Post-Traumatic Stress Disorder Concerns

ByABC News
December 14, 2004, 6:35 PM

Dec. 15, 2004 — -- Sgt. John Newport left Iraq months ago, but he is still struggling with what he experienced there. He keeps playing one scene over and over again in his mind.

It took place when he was in his Humvee, passing a convoy of trucks that was hauling tanks. One of the truck drivers tossed a bag of M&Ms at a bunch of Iraqi kids.

A little girl went to pick it up, but there was a truck behind her. The driver didn't see her, and ran her over.

"The hardest part for me is that she was about the same age as my daughter is," Newport told "Nightline," with tears welling up in his eyes. "After that truck had run her over, you couldn't even tell it was a person."

Newport has what doctors call post-traumatic stress disorder, a condition often linked to depression and floating anxiety.

There are concerns that the Iraq war is producing more cases of PTSD than any conflict in decades because the violence has been so widespread and exposure to it so constant over long periods.

Newport says he began reliving the scene when he returned home to the Army base at Ft. Polk, La., and saw his daughter for the first time. "But it was no longer that little Iraqi girl," he said. "That was my daughter going into that road."

A study published in the New England Journal of Medicine found that one out of six soldiers surveyed may be struggling with PTSD.

More than 300,000 U.S. soldiers have served in Iraq. There are about 140,000 there now.

But the study was done early in the conflict. In many respects things have gotten worse.

"If there's increased threat, if they're more exposed, then there'll be higher rates," said Robert Ursano, director of the Center for Traumatic Stress and chief psychiatrist at the military's own medical school.
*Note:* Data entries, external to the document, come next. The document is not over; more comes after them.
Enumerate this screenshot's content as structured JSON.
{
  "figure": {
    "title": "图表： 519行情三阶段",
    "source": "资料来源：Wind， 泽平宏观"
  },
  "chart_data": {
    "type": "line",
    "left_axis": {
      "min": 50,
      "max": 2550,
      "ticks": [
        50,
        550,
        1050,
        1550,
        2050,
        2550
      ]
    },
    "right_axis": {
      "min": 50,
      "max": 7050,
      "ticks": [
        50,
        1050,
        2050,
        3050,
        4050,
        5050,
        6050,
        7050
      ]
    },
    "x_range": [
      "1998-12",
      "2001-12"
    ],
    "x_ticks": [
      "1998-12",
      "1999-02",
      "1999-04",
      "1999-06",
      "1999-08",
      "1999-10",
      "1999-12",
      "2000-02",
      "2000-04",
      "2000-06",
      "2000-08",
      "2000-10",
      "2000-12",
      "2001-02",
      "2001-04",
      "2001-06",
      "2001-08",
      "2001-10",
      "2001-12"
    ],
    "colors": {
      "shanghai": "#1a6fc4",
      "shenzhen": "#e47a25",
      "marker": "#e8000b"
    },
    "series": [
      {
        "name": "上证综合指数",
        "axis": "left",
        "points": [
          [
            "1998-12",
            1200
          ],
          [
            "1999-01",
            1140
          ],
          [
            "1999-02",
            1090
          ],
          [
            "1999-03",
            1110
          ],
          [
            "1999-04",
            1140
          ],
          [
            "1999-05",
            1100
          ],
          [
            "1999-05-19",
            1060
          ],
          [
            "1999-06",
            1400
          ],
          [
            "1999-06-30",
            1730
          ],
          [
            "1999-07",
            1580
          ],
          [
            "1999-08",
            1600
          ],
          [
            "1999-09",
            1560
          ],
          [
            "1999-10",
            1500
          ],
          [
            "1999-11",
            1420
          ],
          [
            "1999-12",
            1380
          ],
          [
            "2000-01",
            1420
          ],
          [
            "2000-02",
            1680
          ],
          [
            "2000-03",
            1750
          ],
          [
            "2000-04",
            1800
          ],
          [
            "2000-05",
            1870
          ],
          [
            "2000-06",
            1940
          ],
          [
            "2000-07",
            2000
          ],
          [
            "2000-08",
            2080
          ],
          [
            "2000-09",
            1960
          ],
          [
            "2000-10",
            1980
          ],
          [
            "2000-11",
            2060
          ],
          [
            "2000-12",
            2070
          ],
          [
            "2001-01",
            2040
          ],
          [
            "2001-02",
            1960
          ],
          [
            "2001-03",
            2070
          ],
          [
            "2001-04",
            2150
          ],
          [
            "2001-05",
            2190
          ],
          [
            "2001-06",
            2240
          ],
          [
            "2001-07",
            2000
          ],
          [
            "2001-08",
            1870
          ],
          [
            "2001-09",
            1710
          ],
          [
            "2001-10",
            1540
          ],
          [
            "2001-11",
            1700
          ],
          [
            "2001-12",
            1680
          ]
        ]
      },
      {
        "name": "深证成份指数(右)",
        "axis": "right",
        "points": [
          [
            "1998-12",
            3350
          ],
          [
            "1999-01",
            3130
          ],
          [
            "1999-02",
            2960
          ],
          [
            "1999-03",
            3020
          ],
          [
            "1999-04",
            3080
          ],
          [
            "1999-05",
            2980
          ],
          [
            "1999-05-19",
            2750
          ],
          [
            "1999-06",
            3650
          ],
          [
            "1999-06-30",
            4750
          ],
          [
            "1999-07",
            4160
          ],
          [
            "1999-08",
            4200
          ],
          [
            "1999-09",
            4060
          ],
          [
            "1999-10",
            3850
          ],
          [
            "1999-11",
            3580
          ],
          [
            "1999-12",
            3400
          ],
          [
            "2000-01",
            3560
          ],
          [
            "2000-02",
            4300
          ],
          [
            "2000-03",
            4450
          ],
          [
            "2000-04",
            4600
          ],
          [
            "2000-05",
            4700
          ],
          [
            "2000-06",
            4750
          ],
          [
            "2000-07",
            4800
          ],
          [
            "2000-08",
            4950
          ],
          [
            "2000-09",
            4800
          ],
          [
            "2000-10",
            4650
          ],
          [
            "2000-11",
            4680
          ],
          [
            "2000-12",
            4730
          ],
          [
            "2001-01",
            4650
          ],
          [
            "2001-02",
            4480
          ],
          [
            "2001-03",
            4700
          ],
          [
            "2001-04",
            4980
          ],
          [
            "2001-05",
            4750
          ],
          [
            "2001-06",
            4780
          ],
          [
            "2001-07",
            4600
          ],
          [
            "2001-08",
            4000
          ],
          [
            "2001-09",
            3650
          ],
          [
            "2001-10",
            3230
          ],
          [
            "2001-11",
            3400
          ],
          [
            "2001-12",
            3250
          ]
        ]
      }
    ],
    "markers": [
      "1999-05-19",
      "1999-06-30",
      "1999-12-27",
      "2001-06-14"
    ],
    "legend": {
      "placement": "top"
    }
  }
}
Iraq -- with suicide bombers, roadside mines and the constant threat of attack -- poses a unique challenge to the mental health of American soldiers.

"They're more at risk and they feel that risk in an ongoing way," Ursano said. "There's not an area of safety. It's all relative safety. In other wars, one has been able to have spots where, in fact, safety could be relatively ensured. That's less true in Iraq."